La « stratégie » de Trump
À Washington, la plupart des observateurs sont convaincus qu’il s’agit d’une manœuvre pré-électorale pour détourner l’attention des problèmes du président. On note également les réticences, pour ne pas dire l’opposition plus ou moins explicite. du Pentagone et de la CIA, devant des opérations dont ils contestent la validité stratégique. Évidemment, ce n’est pas parce que les responsables militaires américains sont devenus « pacifistes ». Comme en 2007 lorsqu’ils avaient empêché les bombardements contre l’Iran demandés par l’administration Bush-Cheney, ils jugent que les risques de relancer la guerre sont trop élevés, compte tenu, notamment, du fait que l’Iran dispose de moyens de se défendre avec ses alliés chinois et russes. Dans un sens, le régime iranien, par ailleurs fortement contesté par une population qui veut la démocratie et la paix (comme en Irak d’ailleurs), est réconforté par les menaces de Trump, ce qui permet au régime autoritaire de faire taire son opposition interne. À ce moment-ci, il est difficile de prévoir la suite des choses, si ce n’est que le président américain va essayer de maintenir la rhétorique guerrière (qu’il espère « gagnante » sur le plan électoral), sans nécessairement lancer une guerre « totale ». La logique voudrait que du côté de Téhéran, on saura « modérer » la réaction, comme on l’a vu avec le bombardement des installations américaines de Ain al-Asad et de Erbil, dont on présume qu’elles ont été programmées pour ne pas faire de victimes. Mais on le sait, ce n’est pas toujours la logique qui s’impose en temps de crise.

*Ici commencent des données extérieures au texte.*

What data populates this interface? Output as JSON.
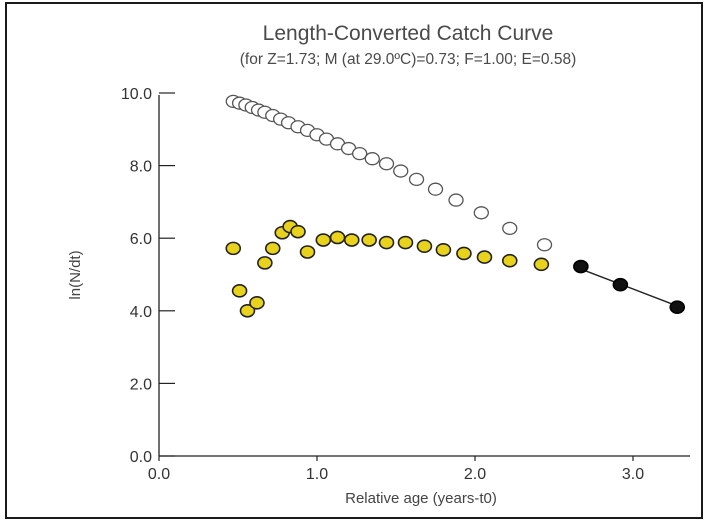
{
  "chart_data": {
    "type": "scatter",
    "title": "Length-Converted Catch Curve",
    "subtitle": "(for Z=1.73; M (at 29.0ºC)=0.73; F=1.00; E=0.58)",
    "xlabel": "Relative age (years-t0)",
    "ylabel": "ln(N/dt)",
    "xlim": [
      0,
      3.3
    ],
    "ylim": [
      0,
      10
    ],
    "x_ticks": [
      "0.0",
      "1.0",
      "2.0",
      "3.0"
    ],
    "y_ticks": [
      "0.0",
      "2.0",
      "4.0",
      "6.0",
      "8.0",
      "10.0"
    ],
    "grid": false,
    "series": [
      {
        "color": "#ffffff",
        "stroke": "#555555",
        "x": [
          0.47,
          0.51,
          0.55,
          0.59,
          0.63,
          0.67,
          0.72,
          0.77,
          0.82,
          0.88,
          0.94,
          1.0,
          1.06,
          1.13,
          1.2,
          1.27,
          1.35,
          1.44,
          1.53,
          1.63,
          1.75,
          1.88,
          2.04,
          2.22,
          2.44
        ],
        "y": [
          9.77,
          9.72,
          9.67,
          9.6,
          9.53,
          9.47,
          9.38,
          9.28,
          9.18,
          9.07,
          8.97,
          8.85,
          8.73,
          8.6,
          8.47,
          8.33,
          8.19,
          8.05,
          7.85,
          7.62,
          7.35,
          7.05,
          6.7,
          6.27,
          5.82
        ]
      },
      {
        "color": "#e8d21c",
        "stroke": "#222222",
        "x": [
          0.47,
          0.51,
          0.56,
          0.62,
          0.67,
          0.72,
          0.78,
          0.83,
          0.88,
          0.94,
          1.04,
          1.13,
          1.22,
          1.33,
          1.44,
          1.56,
          1.68,
          1.8,
          1.93,
          2.06,
          2.22,
          2.42
        ],
        "y": [
          5.72,
          4.55,
          4.0,
          4.22,
          5.32,
          5.72,
          6.15,
          6.32,
          6.18,
          5.62,
          5.95,
          6.02,
          5.95,
          5.95,
          5.88,
          5.88,
          5.78,
          5.68,
          5.58,
          5.48,
          5.38,
          5.28
        ]
      },
      {
        "color": "#111111",
        "stroke": "#000000",
        "x": [
          2.67,
          2.92,
          3.28
        ],
        "y": [
          5.22,
          4.72,
          4.1
        ]
      }
    ],
    "regression_line": {
      "x": [
        2.67,
        3.3
      ],
      "y": [
        5.15,
        4.1
      ]
    }
  }
}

L’optimisme de la volonté et le pessimisme de l’intelligence
Certes, l’énorme gâchis qui traverse cette région depuis des années ne va pas disparaître du jour au lendemain. À la racine, on retrouve le découpage colonial qui a suivi la Première Guerre mondiale en 1918, les guerres déclenchées par l’occupation israélienne de la Palestine amorcées en 1948 et qui continuent aujourd’hui, notamment dans l’agression permanente contre Gaza, les interventions innombrables des États-Unis pour combattre les aspirations nationales et appuyer de féroces dictatures un peu partout. On observe le pillage des ressources, les énormes disparités entre des oligarchies en tout genre et des dictateurs sans foi ni loi, et d’autre part, des couches populaires poussées vers la misère.
Il ne fait pas de doute que les populations en Irak et en Iran, et, peut-on ajouter, au Liban, en Palestine, en Égypte et ailleurs, rêvent de se sortir de ce cycle infernal. En Irak en tout cas, elles le disent haut et fort, en réclamant le retrait immédiat des soldats américains. Elles disent aussi leur volonté de reconstruire leur pays sur une base non-confessionnelle et démocratique et, donc de rétablir leur pleine souveraineté nationale contre tous ceux, y compris l’Iran, qui veulent les manipuler. Il y a quelque chose d’utopique, dans le noble sens du terme, dans cette volonté populaire. Et par conséquent, il faut appuyer ces revendications.